Divenne anche campione d’Europa nel 1965, seppur con un ruolo minore, ma iniziò la sua trasformazione da centravanti ad ala destra e questa sua nuova posizione gli permise di diventare una colonna della Nazionale, anche se i problemi col neopresidente Fraizzoli lo portarono a cambiare maglia per andare a Cagliari.

Nell’isola divenne uno degli eroi dello straordinario Scudetto del 1970 e nello stesso anno sfiorò la vittoria del Mondiale in Messico. In Sardegna vi rimase fino al 1973 prima di passare alla Roma in quella stagione dove contribuì allo Scudetto della Lazio perché una sua rete permise ai giallorossi di battere la Juventus per 3-2 all’Olimpico alla terz’ultima giornata di campionato, evitando un sensibile avvicinamento dei bianconeri alla vetta. Dopo Verona, Foggia e Olbia, chiuse a trentotto anni in quel di Trento.

Simone Loria

Difensore centrale noto prevalentemente per la sua capacità di segnare piuttosto che per quella di difendere è stato per anni ricordato per un suo gol memorabile, prima di diventare un oggetto misterioso.

Simone Loria iniziò nelle giovanili della Juventus, ma la Vecchia Signora non puntò mai su di lui e le esperienze immediatamente successive furono nelle serie minori tra Olbia, Battipagliese, Nocerina e Lecco. Sono proprio le prestazioni con i lombardi che gli permettono di approdare in Serie B con il Cagliari dove diventò un titolare e una colonna della promozione del 2004 dove mise a segno sette reti.

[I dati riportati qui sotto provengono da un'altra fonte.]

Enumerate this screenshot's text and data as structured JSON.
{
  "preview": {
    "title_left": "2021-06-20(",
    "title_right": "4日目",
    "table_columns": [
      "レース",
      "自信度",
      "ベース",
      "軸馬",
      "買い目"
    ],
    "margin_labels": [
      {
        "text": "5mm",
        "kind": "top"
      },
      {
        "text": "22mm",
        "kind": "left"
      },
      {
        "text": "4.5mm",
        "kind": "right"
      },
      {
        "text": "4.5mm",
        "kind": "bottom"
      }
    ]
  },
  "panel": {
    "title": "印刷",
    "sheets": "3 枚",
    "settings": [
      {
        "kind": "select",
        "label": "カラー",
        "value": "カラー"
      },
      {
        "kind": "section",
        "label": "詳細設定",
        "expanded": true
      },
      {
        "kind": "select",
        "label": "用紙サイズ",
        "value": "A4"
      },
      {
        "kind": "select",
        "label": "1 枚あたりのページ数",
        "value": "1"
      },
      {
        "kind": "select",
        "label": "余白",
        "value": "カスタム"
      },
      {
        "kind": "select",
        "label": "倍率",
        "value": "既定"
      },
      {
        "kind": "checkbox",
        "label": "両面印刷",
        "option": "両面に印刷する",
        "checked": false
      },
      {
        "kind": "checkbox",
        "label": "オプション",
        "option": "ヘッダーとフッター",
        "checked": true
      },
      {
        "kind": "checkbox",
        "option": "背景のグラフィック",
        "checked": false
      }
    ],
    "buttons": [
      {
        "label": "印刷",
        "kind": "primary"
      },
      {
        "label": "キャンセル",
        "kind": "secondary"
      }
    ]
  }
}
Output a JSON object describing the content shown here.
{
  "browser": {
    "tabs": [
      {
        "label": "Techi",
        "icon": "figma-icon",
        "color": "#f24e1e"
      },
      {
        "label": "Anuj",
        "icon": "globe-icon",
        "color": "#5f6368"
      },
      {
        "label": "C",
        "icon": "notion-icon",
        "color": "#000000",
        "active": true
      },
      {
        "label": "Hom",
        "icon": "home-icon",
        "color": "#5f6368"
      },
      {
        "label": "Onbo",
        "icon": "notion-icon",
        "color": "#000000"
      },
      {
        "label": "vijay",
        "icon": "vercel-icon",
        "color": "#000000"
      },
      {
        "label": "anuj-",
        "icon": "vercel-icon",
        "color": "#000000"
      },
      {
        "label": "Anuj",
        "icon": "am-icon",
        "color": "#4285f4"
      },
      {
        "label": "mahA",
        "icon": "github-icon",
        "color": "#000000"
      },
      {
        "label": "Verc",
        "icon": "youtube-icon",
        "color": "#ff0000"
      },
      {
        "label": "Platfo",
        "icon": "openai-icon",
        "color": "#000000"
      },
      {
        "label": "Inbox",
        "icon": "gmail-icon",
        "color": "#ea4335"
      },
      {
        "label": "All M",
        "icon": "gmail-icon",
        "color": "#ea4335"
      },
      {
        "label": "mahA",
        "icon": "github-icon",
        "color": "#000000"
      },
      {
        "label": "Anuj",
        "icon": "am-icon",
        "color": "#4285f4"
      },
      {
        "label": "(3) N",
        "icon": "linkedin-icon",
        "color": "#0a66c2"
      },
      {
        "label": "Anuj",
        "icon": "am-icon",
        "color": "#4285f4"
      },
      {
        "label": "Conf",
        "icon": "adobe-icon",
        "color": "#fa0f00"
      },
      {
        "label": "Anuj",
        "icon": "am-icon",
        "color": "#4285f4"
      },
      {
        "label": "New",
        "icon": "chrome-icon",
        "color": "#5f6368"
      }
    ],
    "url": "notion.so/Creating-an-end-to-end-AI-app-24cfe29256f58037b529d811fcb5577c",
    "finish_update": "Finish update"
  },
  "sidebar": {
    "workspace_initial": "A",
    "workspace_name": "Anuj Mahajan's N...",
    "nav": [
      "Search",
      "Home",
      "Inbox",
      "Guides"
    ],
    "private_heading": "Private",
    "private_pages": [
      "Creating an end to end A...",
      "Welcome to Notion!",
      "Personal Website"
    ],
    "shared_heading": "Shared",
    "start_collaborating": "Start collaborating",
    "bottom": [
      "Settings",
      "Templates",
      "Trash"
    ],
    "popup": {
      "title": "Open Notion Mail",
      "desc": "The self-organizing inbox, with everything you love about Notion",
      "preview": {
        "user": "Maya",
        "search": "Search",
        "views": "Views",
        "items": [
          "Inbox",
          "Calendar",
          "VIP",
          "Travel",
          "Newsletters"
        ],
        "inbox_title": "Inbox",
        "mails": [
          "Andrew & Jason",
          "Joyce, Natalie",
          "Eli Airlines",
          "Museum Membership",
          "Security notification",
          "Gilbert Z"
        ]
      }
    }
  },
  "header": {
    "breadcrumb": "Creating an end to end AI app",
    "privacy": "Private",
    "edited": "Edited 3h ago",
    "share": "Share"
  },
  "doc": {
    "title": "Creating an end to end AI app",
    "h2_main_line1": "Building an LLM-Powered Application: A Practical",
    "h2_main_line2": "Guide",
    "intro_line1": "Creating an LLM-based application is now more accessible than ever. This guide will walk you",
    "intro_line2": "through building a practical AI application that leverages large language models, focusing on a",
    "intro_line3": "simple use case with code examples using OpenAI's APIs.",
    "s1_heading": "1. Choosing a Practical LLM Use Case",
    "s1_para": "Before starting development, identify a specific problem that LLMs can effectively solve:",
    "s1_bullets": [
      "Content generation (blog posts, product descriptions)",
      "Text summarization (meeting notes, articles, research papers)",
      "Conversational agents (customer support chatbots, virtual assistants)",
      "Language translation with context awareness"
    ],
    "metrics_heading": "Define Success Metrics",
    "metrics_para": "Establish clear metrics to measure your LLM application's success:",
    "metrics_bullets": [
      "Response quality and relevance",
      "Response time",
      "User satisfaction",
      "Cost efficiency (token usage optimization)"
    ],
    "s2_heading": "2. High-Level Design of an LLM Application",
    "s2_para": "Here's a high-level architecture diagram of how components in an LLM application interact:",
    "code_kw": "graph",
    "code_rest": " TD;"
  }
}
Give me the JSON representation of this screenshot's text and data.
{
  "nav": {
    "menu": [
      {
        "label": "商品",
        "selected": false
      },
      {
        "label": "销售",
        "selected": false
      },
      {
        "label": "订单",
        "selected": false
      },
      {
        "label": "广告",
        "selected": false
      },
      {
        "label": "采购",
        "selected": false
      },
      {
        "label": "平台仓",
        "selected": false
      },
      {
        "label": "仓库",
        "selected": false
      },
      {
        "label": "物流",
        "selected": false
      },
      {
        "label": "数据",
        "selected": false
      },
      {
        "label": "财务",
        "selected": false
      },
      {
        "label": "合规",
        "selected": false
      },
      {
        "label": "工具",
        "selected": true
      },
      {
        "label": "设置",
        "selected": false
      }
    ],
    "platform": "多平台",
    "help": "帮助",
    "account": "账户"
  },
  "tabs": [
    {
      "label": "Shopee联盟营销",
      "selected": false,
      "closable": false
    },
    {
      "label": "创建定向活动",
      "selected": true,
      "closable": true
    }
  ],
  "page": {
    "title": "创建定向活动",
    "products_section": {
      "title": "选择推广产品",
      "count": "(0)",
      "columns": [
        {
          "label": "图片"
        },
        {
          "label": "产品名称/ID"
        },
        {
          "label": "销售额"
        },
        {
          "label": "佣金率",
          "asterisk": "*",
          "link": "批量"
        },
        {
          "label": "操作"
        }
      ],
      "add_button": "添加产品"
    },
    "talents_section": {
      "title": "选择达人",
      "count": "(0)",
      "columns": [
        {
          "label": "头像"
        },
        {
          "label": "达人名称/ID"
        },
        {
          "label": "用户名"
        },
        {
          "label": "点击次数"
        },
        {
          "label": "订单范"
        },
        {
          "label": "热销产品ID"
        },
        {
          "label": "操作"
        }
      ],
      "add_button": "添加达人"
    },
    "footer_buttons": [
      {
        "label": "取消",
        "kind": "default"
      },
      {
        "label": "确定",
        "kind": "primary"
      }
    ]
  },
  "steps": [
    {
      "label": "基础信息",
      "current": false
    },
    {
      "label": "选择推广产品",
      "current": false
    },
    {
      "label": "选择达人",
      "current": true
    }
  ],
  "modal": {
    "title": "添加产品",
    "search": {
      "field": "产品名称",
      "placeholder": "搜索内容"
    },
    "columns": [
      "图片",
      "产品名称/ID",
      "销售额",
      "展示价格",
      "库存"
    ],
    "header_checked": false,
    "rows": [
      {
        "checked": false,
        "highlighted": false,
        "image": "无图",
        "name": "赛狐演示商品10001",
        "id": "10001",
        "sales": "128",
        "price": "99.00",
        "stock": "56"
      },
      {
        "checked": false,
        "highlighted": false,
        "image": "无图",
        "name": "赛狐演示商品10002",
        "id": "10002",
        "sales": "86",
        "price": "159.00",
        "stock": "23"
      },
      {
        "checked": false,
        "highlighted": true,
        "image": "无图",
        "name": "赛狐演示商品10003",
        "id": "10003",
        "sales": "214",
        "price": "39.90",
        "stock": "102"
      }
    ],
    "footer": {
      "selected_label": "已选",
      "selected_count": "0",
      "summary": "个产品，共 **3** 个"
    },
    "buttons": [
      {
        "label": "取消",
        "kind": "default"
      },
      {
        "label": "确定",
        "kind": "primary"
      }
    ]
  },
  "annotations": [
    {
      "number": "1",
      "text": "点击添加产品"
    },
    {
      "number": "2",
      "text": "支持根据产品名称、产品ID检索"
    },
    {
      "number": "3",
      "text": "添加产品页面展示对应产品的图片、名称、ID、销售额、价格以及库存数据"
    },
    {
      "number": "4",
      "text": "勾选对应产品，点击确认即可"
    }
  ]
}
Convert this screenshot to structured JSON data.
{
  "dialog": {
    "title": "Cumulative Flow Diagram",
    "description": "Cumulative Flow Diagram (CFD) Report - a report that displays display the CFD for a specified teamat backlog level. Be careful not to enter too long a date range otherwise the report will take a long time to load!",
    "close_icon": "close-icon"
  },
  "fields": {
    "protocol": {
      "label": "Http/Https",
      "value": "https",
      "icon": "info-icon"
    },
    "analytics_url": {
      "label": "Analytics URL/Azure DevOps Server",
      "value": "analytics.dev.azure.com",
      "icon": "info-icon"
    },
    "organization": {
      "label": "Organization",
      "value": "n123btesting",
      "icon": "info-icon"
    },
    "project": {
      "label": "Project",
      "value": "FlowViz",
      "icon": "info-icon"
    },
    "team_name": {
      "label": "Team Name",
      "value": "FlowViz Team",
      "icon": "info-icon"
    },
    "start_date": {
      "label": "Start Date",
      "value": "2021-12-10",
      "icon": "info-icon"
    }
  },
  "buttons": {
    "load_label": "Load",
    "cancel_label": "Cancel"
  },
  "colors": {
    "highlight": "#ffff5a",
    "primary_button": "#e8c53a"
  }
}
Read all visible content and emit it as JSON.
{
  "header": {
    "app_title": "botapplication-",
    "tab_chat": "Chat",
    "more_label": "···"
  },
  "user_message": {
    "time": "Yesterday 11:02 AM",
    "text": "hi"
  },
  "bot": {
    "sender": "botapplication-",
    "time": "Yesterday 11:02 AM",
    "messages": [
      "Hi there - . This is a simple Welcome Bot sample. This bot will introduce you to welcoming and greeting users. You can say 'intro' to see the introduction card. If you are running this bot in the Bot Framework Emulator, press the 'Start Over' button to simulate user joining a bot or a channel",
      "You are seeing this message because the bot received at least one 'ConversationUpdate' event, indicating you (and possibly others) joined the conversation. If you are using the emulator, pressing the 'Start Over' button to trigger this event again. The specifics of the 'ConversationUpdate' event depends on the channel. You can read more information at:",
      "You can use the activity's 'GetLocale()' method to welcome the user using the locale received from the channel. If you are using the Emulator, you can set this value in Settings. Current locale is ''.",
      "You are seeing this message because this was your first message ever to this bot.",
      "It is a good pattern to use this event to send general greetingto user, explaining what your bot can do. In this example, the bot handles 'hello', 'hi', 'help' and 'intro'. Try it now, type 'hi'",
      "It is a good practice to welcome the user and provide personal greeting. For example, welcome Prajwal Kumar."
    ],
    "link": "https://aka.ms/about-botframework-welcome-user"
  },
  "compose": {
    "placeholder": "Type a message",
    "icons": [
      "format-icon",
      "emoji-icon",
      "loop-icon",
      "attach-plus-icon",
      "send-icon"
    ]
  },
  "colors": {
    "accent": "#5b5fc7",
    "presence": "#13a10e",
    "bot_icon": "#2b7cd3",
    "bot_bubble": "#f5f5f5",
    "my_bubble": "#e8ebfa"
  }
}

In A però perse il posto e nel 2005 venne dunque chiamato a Bergamo per diventare protagonista di un’altra promozione e visse un’altra stagione da sogno. L’Atalanta dominò il campionato con Loria che segnò altre sette reti, la più importante senza dubbio la schiacciata che diede il vantaggio nerazzurro nel sentissimo derby con il Brescia.

C’erano molti dubbi sul suo reale valore se riproposto in Serie A, ma Colantuono ebbe fiducia in lui e fu tra i protagonisti anche della salvezza, regalando all’Italia il gol più bello della Serie A di quell’anno, quando con una splendida mezza rovesciata mise all’incrocio dei pali un cross di Doni in una trasferta a Verona. Le sue reti facevano dimenticare qualche errore in difesa e nel 2007, dopo essere passato a Siena, disputò probabilmente la sua stagione migliore, tanto che la Roma lo volle in squadra per il 2008-09, ma fu un totale disastro.

Divenne il capro espiatorio di un’annata fallimentare per i giallorossi, nonostante riuscì a mantenere una media gol pazzesca in due anni mettendo in rete tre reti in sole quindici partite. L’avventura nella Capitale e il breve deludente approdo al Torino ne stroncarono la carriera, così dopo poco apparizioni al Bologna chiuse carriera in Serie D al Cuneo.

Ervin Zukanović

Difensore molto duttile e capace di interpretare sia il ruolo di centrale che quello di terzino è stato per qualche anno considerato un possibile prospetto di primo livello in Serie A, prima di diventare però una cocente delusione.

Ervin Zukanović iniziò in Patria in Bosnia al Željezničar e le buone prestazioni lo portarono prima nelle serie minori austriache e successivamente in Belgio, dove venne valorizzato in ordine da Dender, Eupen e Kortjk, ed fu proprio quest’ultima esperienza che gli consentì di passare al più blasonato Gent.

Arrivato ormai a 27 anni sapeva che era la sua grande occasione e fu bravissimo a sfruttarlo diventando uno dei migliori del ruolo nel campionato, riuscendo così a guadagnarsi la chiamata del Chievo. In gialloblu si rivelò per tutto il suo valore e con il sinistro incantò anche su punizione con una gran rete su punizione al Parma diventando in estate uomo mercato.

Fu la Sampdoria ad anticipare la concorrenza dell’Inter a Genova visse un girone d’andata da sogno, tanto che già a gennaio la Roma lo individuò come uomo giusto per poter sistemare la difesa, ma non riuscì mai a guadagnarsi il posto da titolare definitivamente e dopo soli sei mesi dove deluse le aspettative passò in prestito all’Atalanta dove contribuì sono in modo parziale e secondario alla straordinaria cavalcata verso il quarto posto di quella stagione.

I due fallimenti a Roma e Bergamo ne decretarono il lento e inesorabile declino, così dopo un paio di annate nella Genova rossoblu, passò all’Al Alhi e ora ai turchi del Fatih Karagümrük, dopo un breve passaggio alla Spal.